Les stratégies de redressement brutal des comptes publics reposent sur l’idée que les déficits résulteraient, avant tout, de l’incapacité structurelle des Etats à maîtriser leurs dépenses. Ces analyses occultent les racines profondes de l’explosion récente des déficits et des dettes qui sont les dysfonctionnements des marchés financiers et la cupidité de certains acteurs. Le renversement de la responsabilité est ici magistral : les difficultés des finances publiques ne résultent pas des dérèglements du système d’économie de marché « libre et non faussée » mais du poids excessif des Etats qui ne savent pas tenir les cordons de la bourse. Cette approche permet de relégitimer les stratégies libérales. Elle décrédibilise l’interventionnisme et justifie la nécessité de réduire le poids des services publics. Ainsi, l’Etat redevient le problème. Il n’est plus la solution.
Pourtant, les premières réactions de beaucoup de dirigeants politiques face à la crise ont pu donner l’impression que la vision dominante du fonctionnement de l’économie allait évoluer. Le capitalisme serait refondé.

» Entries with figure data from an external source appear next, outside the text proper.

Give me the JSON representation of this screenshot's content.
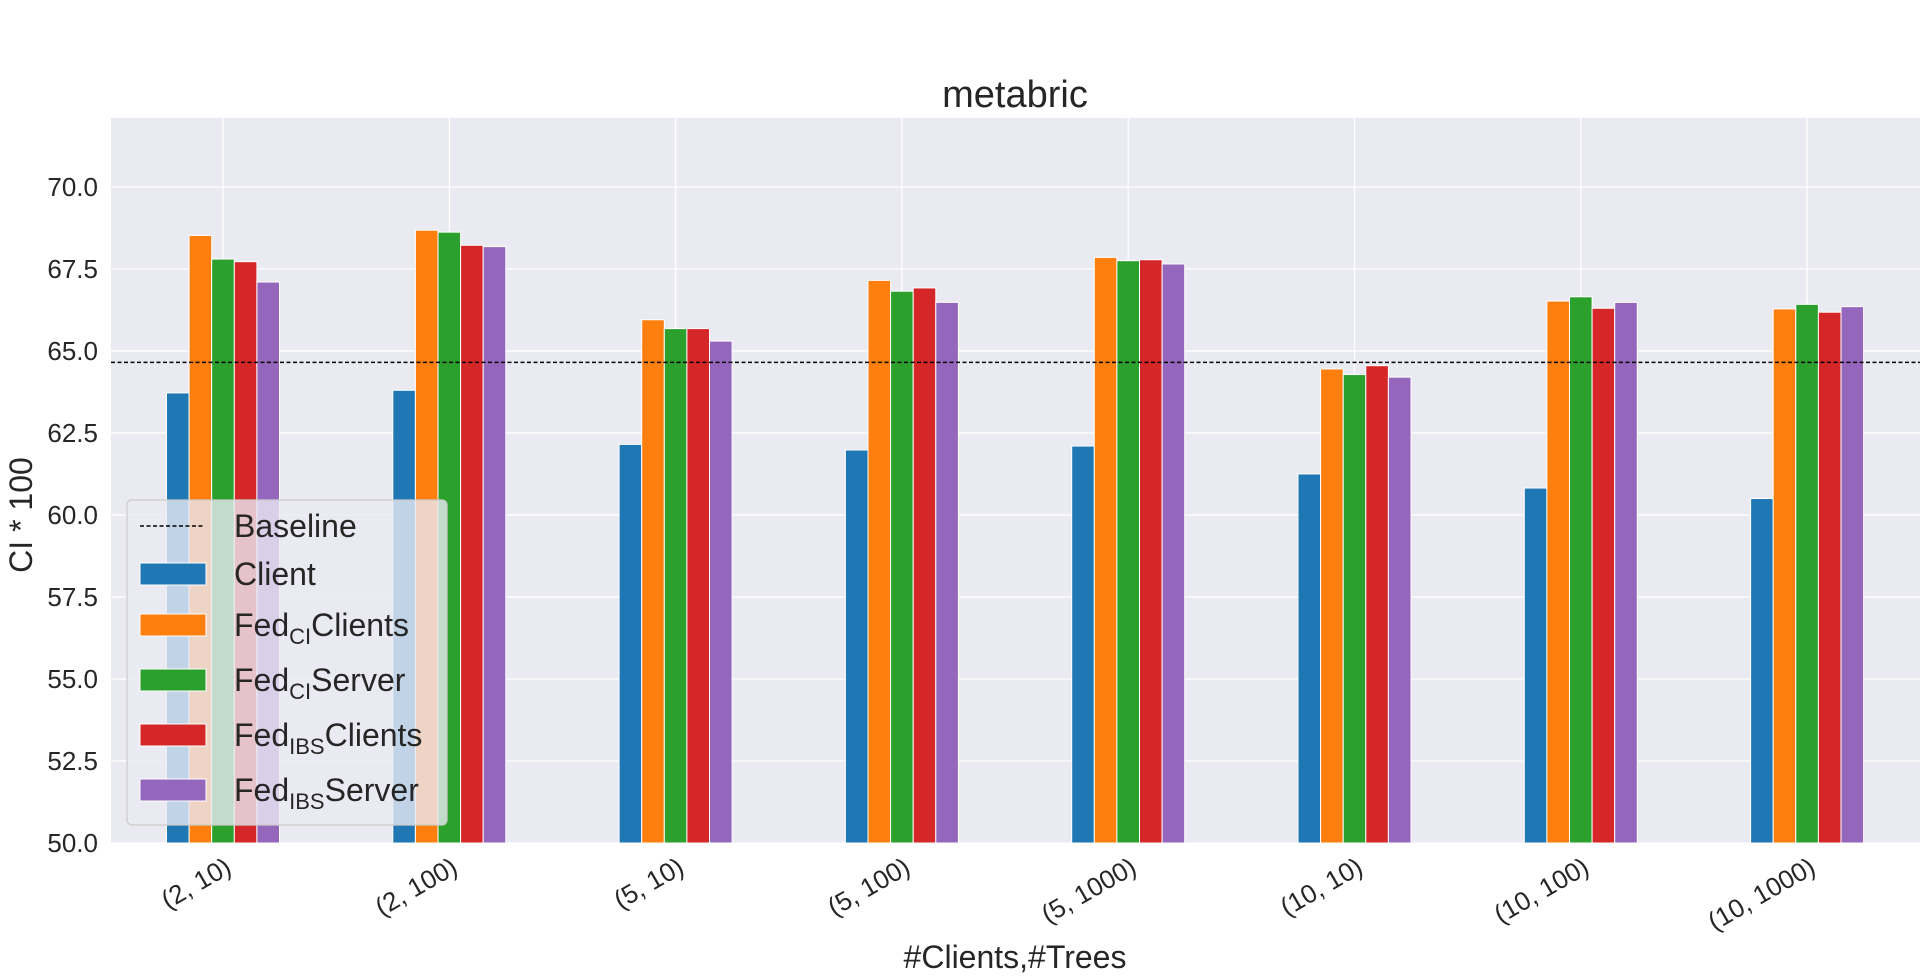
{
  "chart_data": {
    "type": "bar",
    "title": "metabric",
    "xlabel": "#Clients,#Trees",
    "ylabel": "CI * 100",
    "ylim": [
      50.0,
      72.1
    ],
    "yticks": [
      "50.0",
      "52.5",
      "55.0",
      "57.5",
      "60.0",
      "62.5",
      "65.0",
      "67.5",
      "70.0"
    ],
    "categories": [
      "(2, 10)",
      "(2, 100)",
      "(5, 10)",
      "(5, 100)",
      "(5, 1000)",
      "(10, 10)",
      "(10, 100)",
      "(10, 1000)"
    ],
    "grid": true,
    "legend_position": "lower-left",
    "baseline": {
      "label": "Baseline",
      "value": 64.65,
      "style": "dashed",
      "color": "#000000"
    },
    "series": [
      {
        "name": "Client",
        "legend": {
          "base": "Client",
          "sub": "",
          "rest": ""
        },
        "color": "#1f77b4",
        "values": [
          63.72,
          63.8,
          62.15,
          61.98,
          62.1,
          61.25,
          60.82,
          60.5
        ]
      },
      {
        "name": "Fed_CI Clients",
        "legend": {
          "base": "Fed",
          "sub": "CI",
          "rest": "Clients"
        },
        "color": "#ff7f0e",
        "values": [
          68.52,
          68.68,
          65.95,
          67.15,
          67.85,
          64.45,
          66.52,
          66.28
        ]
      },
      {
        "name": "Fed_CI Server",
        "legend": {
          "base": "Fed",
          "sub": "CI",
          "rest": "Server"
        },
        "color": "#2ca02c",
        "values": [
          67.8,
          68.62,
          65.68,
          66.82,
          67.75,
          64.28,
          66.65,
          66.42
        ]
      },
      {
        "name": "Fed_IBS Clients",
        "legend": {
          "base": "Fed",
          "sub": "IBS",
          "rest": "Clients"
        },
        "color": "#d62728",
        "values": [
          67.72,
          68.22,
          65.68,
          66.92,
          67.78,
          64.55,
          66.3,
          66.18
        ]
      },
      {
        "name": "Fed_IBS Server",
        "legend": {
          "base": "Fed",
          "sub": "IBS",
          "rest": "Server"
        },
        "color": "#9467bd",
        "values": [
          67.1,
          68.18,
          65.3,
          66.48,
          67.65,
          64.2,
          66.48,
          66.35
        ]
      }
    ]
  },
  "colors": {
    "plot_background": "#eaeaf2",
    "grid": "#ffffff",
    "text": "#262626"
  }
}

L’Etat interventionniste, attentif au bien être collectif comme à l’épanouissement des individus, serait réhabilité et reconnu comme le moteur d’une croissance durable et équitable. Mais les programmes concrets vont dans le sens inverse. Les lourds engagements financiers des puissances publiques servent de prétexte à la poursuite des politiques de tonalité libérale. Au final, les citoyens économiquement les plus fragiles sont doublement pénalisés : ils payent la crise et le traitement de la crise. C’est l’injuste retour des choses.
Alors, que faire ? D’abord, inlassablement rappeler que critiquer le Consensus de Bruxelles et, plus généralement, remettre en cause l’architecture trop libérale de l’union économique et monétaire n’est pas une marque de défiance envers la construction européenne. Ensuite, dire, et redire, que nous avons besoin d’une Europe exemplaire de paix et de solidarité. D’une Europe qui régule l’économie dans l’intérêt collectif. On connaît la direction à prendre. Seule la création d’un véritable pouvoir politique et démocratique européen au dessus des Etats membres sera capable de subvertir le Consensus de Bruxelles et de piloter l’économie européenne. Il faut sans cesse y méditer, surtout lorsqu’on sait que la géopolitique mondiale s’organisera autour de quelques grands espaces régionaux.